The sunshine and warm weather, balmy evening breezes, all the beautiful colors, crickets at night, the fresh produce... I could go on and on! This season is teeming with life and new things.
One thing I find myself daydreaming of is the garden. Getting my hands and bare feet in the warm dirt, feeling life in every handful. Bending down to coax and congratulate the beautiful new shoot that is trying to brave it's way out of the earth to bask in the sunshine... I can't help but find myself in awe of how things grow.
Pictured above is a part tonight's dinner, all grown fifty feet from my back door!
I topped this beautiful bouquet (Red romaine, kale, spinach, mixed greens and rainbow chard) with my favorite summery tuna salad that also contains herbs from the garden. The recipe is listed below and can be made dairy free by substituting with a coconut or almond milk yogurt and/or vegan mayonnaise.

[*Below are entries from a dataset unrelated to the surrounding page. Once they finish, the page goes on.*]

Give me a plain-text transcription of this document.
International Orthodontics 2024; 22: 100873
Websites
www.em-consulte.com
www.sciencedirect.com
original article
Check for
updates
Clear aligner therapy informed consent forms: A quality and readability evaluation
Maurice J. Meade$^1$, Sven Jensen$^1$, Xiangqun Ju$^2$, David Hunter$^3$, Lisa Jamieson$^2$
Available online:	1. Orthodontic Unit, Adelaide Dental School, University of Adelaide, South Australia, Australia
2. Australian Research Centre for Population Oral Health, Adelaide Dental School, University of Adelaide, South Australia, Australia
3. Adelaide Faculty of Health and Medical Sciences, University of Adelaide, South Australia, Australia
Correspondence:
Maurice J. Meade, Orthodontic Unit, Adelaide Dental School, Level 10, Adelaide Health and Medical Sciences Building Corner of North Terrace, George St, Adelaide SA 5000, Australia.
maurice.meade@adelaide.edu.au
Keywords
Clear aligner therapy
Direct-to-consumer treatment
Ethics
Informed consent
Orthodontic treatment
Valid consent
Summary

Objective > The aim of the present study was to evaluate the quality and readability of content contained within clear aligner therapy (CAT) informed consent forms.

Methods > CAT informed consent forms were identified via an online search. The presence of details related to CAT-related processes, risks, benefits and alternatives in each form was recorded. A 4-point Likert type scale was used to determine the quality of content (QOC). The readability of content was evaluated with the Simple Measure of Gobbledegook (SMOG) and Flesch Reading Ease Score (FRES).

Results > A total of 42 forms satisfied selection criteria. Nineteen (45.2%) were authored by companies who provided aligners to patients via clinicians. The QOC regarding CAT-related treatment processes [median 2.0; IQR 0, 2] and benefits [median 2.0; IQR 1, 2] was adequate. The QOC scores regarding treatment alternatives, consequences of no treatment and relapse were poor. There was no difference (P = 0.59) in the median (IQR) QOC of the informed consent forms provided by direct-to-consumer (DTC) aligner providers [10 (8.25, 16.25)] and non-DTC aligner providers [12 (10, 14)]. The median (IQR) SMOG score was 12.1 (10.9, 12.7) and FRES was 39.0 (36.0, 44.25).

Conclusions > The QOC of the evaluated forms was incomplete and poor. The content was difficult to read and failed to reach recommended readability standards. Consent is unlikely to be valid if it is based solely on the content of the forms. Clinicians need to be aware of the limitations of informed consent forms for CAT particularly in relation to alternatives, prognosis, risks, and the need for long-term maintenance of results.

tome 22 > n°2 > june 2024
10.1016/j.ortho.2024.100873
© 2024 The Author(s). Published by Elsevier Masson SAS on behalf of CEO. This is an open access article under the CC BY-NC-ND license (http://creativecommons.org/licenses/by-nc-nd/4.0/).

I hope you enjoy it as much as I did!
Summer Tuna Salad
3/4 Cup Plain, 2% Greek Yogurt*
2 Tablespoons Extra Virgin Olive Oil
1/2 Tablespoon Lemon Juice
1/2 Teaspoon Lemon Zest
1/2 Tablespoon Dijon Mustard
1/2 Teaspoon each Salt and Pepper
1/4 Teaspoon Red Pepper Flakes
1/4 Teaspoon Garlic Powder (optional)
2 Tablespoons Fresh Basil, julienned thin
2 Tablespoons Fresh Chives, minced
1 Tablespoon Fresh Dill, minced
1/2 Cup Fresh Celery, diced small
15 oz. Canned, Wild-caught Tuna (Salmon may be substituted), drained
4 Cups Organic Mixed Greens**
1/2 Cup Olives (optional, capers my be substituted)
1/4 Cup Balsamic Vinegar
Mix together first eleven ingredients until well incorporated. Fold in the celery and tuna, mixing well so there are no large "chunks" of tuna.
Divide greens between four plates, top each with tuna salad, garnish with olives and a tablespoon of balsamic vinegar.
*If Paleo or dairy-free, substitute the Greek yogurt with Plain Kite Hill Almond Milk yogurt or a vegan mayonnaise.
**If you'd like to scoop the salad, omit the greens and use a gluten free cracker/chip, carrot or celery sticks.